LOL that works somtimes but I've had better luck changing the angle of entry or changing the impact point. I like a brute force pissing match with the wood occasionally but It will tire you out quickly.
 
You did not specify what type of maul you are using and what type of wood you are striking. Personally, I use a Sotz Monster Maul and very little stops it.

Mauls004.jpg


With the triangular head you do not get deflection (or "bounce" as you term it) nor will it get stuck as do wedges or mauls like this.

Mauls007.jpg


The only time that I tend to have problems is when I have cut through a large knot or a crotch in the tree. In that case, I just flip it over and work on the other end.

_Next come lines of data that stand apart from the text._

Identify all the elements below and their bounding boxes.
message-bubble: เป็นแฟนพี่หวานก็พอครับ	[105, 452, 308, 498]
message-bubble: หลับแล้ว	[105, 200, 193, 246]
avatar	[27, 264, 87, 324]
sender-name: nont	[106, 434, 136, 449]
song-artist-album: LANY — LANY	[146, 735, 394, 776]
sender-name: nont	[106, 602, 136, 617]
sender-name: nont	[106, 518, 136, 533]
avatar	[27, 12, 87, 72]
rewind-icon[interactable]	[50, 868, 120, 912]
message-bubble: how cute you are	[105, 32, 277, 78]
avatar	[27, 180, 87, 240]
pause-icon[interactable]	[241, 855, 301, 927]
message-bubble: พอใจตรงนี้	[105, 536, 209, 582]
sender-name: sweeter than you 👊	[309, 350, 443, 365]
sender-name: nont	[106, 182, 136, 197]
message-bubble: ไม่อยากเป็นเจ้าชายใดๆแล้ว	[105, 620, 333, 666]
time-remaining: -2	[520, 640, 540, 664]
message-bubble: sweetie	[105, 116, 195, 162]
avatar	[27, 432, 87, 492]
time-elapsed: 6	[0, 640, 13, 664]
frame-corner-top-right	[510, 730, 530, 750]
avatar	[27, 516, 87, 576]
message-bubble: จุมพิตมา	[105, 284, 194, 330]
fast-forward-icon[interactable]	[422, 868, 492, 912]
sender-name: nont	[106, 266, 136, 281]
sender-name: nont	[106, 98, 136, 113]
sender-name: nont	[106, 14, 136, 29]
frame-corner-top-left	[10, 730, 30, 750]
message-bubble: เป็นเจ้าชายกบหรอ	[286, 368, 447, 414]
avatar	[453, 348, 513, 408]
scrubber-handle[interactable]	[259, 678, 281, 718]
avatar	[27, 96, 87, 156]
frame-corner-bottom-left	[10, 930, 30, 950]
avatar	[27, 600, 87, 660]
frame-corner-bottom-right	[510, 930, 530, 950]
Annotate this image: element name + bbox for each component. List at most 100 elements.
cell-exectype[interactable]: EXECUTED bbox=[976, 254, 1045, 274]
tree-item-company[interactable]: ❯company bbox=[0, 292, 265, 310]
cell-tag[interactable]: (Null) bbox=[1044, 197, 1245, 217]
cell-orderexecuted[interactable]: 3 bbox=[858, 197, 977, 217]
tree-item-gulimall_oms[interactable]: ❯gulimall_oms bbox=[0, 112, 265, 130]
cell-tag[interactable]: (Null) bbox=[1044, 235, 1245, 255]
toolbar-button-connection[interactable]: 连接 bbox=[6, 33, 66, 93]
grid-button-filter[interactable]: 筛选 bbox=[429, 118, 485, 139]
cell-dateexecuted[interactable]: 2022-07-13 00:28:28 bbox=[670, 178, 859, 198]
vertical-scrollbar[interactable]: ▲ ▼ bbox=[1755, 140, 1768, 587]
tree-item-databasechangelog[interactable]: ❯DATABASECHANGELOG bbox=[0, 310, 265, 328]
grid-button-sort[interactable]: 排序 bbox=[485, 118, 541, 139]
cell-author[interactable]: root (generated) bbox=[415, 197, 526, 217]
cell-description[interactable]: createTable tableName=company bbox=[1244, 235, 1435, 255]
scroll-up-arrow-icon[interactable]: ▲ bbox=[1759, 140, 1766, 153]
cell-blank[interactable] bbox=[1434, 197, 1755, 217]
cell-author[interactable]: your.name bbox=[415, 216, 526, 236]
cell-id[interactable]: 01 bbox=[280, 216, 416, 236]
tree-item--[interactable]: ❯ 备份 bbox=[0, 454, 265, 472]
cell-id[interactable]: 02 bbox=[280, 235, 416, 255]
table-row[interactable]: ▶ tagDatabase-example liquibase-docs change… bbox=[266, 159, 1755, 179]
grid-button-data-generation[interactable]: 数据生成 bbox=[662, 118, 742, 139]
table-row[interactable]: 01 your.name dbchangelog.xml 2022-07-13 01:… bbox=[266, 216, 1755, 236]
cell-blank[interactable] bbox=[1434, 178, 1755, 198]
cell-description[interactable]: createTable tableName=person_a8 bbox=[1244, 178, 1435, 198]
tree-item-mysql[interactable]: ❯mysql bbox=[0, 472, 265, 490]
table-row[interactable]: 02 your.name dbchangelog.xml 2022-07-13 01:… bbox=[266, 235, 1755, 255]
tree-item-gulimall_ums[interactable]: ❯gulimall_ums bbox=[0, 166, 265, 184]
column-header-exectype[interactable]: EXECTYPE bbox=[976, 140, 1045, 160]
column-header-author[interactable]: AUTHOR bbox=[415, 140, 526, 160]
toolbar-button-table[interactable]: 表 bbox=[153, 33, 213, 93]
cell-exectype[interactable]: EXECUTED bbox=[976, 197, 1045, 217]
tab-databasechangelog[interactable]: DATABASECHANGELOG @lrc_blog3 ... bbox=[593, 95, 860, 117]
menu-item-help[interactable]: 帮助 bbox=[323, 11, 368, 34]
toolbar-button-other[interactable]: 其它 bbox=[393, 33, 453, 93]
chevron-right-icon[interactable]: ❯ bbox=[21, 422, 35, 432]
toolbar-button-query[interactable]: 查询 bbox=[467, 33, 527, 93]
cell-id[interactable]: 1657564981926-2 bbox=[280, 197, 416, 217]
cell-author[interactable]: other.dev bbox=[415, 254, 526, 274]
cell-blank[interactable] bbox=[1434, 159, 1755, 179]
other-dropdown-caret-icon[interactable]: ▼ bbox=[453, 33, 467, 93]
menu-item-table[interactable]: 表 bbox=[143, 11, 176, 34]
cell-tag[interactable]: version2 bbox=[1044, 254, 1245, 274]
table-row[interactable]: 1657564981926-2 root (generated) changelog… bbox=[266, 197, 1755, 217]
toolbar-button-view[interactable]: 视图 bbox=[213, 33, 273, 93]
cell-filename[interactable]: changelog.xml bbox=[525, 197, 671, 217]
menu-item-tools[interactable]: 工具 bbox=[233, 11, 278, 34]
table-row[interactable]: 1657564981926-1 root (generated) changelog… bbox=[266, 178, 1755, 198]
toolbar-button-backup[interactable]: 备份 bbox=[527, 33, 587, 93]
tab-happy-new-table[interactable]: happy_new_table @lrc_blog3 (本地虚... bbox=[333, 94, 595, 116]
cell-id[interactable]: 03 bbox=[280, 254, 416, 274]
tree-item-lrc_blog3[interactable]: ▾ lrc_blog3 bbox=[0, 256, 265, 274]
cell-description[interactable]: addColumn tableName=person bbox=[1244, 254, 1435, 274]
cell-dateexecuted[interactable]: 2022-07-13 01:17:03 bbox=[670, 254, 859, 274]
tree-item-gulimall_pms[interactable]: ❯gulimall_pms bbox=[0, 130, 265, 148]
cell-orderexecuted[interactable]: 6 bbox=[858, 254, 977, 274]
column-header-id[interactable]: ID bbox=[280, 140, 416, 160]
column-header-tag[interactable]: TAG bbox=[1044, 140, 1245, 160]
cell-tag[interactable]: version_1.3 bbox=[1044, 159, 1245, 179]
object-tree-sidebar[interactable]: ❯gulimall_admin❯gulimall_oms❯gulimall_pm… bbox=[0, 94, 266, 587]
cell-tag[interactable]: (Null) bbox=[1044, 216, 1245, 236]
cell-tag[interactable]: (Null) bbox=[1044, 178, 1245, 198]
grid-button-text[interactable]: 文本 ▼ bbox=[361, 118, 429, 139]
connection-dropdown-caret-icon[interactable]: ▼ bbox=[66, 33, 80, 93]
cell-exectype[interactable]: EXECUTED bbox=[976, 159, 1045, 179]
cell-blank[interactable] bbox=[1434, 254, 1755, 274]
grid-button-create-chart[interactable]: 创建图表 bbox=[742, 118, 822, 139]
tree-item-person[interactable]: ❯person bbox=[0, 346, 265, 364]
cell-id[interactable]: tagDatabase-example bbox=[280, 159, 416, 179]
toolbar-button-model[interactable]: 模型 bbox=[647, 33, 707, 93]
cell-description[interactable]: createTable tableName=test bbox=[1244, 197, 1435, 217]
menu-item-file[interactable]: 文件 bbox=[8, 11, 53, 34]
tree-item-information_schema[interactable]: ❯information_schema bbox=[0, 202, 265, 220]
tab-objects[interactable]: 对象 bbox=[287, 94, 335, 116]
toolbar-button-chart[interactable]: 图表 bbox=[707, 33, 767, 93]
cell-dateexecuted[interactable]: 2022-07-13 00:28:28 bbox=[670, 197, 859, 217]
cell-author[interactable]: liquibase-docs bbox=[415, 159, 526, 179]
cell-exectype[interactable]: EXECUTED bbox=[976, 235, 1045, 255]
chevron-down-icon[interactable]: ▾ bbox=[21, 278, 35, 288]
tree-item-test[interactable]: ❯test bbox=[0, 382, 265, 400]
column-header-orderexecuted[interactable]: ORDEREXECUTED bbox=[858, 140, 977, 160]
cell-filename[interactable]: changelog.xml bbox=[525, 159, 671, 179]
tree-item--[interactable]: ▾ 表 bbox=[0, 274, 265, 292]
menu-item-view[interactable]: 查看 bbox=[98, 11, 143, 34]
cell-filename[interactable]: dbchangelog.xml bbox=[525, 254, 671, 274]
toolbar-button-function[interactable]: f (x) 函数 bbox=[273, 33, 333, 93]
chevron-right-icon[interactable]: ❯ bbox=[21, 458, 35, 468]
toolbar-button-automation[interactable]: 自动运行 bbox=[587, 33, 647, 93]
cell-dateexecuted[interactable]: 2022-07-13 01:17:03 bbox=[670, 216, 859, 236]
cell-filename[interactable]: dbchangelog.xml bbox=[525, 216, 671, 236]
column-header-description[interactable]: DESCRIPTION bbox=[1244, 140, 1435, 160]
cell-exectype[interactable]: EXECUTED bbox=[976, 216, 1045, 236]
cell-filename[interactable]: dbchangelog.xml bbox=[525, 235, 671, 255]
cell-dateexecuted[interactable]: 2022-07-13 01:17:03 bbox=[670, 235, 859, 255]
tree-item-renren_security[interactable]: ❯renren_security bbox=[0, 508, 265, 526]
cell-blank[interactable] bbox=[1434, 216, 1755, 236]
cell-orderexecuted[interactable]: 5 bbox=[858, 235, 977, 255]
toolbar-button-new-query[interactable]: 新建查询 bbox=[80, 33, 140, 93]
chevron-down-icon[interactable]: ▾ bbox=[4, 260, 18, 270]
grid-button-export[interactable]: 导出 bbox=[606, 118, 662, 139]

The bounce is caused by not having enough energy to overcome the bonds of the wood fibers. Either go with a bigger (or better designed) maul or swing harder.

I usually use a Fiskars SSA or a Gransfors heavy splitting axe. I'm mainly splitting Coast Live Oak and Shreve Oak (another type of live oak).

I have a 12lb all steel maul very similar to the one in your picture but I find bounces more than my other splitters. I think this might be because the Live Oaks in this area don't have much if any straight sections therefore the the fibers of any given round almost never go straight up and down. Thats why I really like the short, light Fiskars because I can swing it so that it enters the round not just straight up and down but at a 5 or 10 degree angle parallel to the wood fibers. The 12 pounder can only be dropped straight down which may not be parallel to the grain.